# Private Firms Rush to Fill Security Vacuum in Afghanistan



## Greymatters (22 Nov 2007)

The Copyright Act, Section 29.

Focus has shifted from private firms in Iraq and now looking at Afghanistan.

http://www.canada.com/victoriatimescolonist/news/story.html?id=8d5eadb0-97af-4364-85a4-f4d034107660

Private firms rush to fill security vacuum in Afghanistan
Andrew Mayeda and Mike Blanchfield, CanWest News Service
Published: Thursday, November 22, 2007
KABUL -- Behind nondescript steel walls on the outskirts of Afghanistan's capital, a British firm has created a security bubble that foreigners almost never have to leave.

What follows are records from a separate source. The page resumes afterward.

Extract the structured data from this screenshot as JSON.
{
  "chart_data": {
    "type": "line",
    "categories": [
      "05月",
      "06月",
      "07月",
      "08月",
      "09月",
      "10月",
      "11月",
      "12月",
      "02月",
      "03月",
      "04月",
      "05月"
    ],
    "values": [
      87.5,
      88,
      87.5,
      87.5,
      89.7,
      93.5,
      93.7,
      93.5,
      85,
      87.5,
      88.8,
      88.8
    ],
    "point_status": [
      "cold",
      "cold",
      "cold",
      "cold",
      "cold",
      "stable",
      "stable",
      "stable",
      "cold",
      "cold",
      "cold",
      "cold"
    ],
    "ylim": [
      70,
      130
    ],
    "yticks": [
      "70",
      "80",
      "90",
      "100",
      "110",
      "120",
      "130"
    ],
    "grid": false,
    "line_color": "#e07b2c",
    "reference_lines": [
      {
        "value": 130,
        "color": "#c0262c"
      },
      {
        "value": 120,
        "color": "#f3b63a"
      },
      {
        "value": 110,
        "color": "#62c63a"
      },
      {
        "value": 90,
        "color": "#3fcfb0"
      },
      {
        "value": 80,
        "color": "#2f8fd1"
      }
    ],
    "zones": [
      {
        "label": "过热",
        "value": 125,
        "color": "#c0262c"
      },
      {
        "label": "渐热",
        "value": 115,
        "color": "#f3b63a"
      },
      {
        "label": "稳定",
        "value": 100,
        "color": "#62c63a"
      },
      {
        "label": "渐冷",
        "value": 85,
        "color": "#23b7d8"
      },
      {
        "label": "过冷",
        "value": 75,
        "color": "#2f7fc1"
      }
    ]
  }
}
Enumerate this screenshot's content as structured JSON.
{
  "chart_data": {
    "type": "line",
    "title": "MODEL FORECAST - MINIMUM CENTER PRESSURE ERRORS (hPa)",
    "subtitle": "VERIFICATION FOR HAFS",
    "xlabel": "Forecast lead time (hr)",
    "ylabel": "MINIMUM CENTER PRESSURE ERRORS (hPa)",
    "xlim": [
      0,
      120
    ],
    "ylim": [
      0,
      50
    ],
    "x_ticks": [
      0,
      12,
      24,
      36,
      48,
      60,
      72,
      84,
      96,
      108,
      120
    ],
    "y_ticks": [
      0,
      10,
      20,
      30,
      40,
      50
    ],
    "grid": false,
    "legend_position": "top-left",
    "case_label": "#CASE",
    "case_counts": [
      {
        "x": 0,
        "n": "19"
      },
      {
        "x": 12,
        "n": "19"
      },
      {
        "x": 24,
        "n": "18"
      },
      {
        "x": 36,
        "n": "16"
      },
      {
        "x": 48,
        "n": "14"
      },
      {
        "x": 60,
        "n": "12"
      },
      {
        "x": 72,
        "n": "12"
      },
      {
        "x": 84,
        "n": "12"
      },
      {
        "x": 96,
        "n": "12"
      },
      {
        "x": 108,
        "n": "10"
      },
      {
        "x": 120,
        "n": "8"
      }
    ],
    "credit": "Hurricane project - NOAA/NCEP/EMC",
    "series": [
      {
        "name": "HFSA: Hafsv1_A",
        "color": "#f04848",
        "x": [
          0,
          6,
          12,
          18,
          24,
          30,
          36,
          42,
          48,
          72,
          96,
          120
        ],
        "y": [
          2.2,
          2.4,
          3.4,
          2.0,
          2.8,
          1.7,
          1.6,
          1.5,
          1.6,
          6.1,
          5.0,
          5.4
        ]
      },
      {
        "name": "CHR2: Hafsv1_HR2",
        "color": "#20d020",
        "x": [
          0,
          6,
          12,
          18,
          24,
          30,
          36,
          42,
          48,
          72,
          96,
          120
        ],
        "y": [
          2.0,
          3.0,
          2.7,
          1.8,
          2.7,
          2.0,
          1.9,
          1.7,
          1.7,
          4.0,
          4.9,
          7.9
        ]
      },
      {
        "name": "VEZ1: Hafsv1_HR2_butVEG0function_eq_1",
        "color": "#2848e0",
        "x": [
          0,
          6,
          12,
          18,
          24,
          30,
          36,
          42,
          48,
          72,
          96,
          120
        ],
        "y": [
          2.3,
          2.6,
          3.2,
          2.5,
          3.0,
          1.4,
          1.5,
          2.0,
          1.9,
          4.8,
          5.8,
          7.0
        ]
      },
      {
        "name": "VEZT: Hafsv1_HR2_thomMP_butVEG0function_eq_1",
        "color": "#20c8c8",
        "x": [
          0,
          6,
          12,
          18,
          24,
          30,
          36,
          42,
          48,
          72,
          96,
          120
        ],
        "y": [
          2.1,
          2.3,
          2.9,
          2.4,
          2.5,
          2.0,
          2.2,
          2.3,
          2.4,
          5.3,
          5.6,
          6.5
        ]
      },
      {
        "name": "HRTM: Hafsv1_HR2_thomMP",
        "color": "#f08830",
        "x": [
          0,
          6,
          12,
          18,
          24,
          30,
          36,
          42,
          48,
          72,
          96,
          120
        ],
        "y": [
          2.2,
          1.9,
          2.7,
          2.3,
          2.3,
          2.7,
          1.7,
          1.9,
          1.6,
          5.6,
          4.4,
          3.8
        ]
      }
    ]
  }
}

...Anjuman, which also features a cafeteria, gymnasium, sauna and jogging track, can house more than 300 individuals in air-conditioned rooms, outfitted with cable TV and high-speed Internet. The aid workers and corporate employees who live there entrust their safety to ArmorGroup International, one of Afghanistan's biggest private security firms...

...Despite their efforts at discretion, private security firms in Afghanistan are finding themselves increasingly in the spotlight. The heightened foreign presence since 2001, as well as the continuing threats to security, have left them with a lucrative niche...

... Canada, like many western countries, is increasingly turning to private security. Last year, for instance, the Foreign Affairs Department spent the bulk of its $35.2 million "protection services" budget, earmarked for its missions around the globe, on private firms...

...In Kabul, Britain's Saladin Security protects the Canadian Embassy, as well as diplomats and other VIPs. It also provides security for the military's Strategic Advisory Team, about 20 officers and Foreign Affairs personnel who support the Afghan government in Kabul...

... Corporate Warriors: The Rise of the Privatized Military Industry, a book by Brookings Institute analyst Peter Singer...


----------



## time expired (22 Nov 2007)

I find this pretty disturbing stuff,because of restrictive ROEs, pressure
from the media,it is becoming more and more difficult for National
Armed forces to do their jobs and by default are passing more responsibilities
to private "security"organisations.Disturbing because these organisations
are generally better equipped than National Armies and owe their allegiance
to those who are willing to pay.
                                      Regards


----------



## Greymatters (23 Nov 2007)

Greymatters said:
			
		

> ... Corporate Warriors: The Rise of the Privatized Military Industry, a book by Brookings Institute analyst Peter Singer...



Im curious as to whether anyone has read this book and if it was any good?


----------



## Babbling Brooks (23 Nov 2007)

I found parts of this article poorly researched, and sensationally presented:

http://toyoufromfailinghands.blogspot.com/2007/11/investigative-journalism-snort.html

The issue of private military firms (PMF's) use in Canada is a serious and complicated one.  Dave Perry at Dalhousie has done some decent research and thinking about the topic:

http://toyoufromfailinghands.blogspot.com/2007/09/privatized-logistics-support-and-cf.html

Unfortunately, I can't say the same about the writers at The Citizen.


----------



## Greymatters (23 Nov 2007)

Babbling Brooks said:
			
		

> The issue of private military firms (PMF's) use in Canada is a serious and complicated one.  Dave Perry at Dalhousie has done some decent research and thinking about the topic:
> http://toyoufromfailinghands.blogspot.com/2007/09/privatized-logistics-support-and-cf.html



Good read...


----------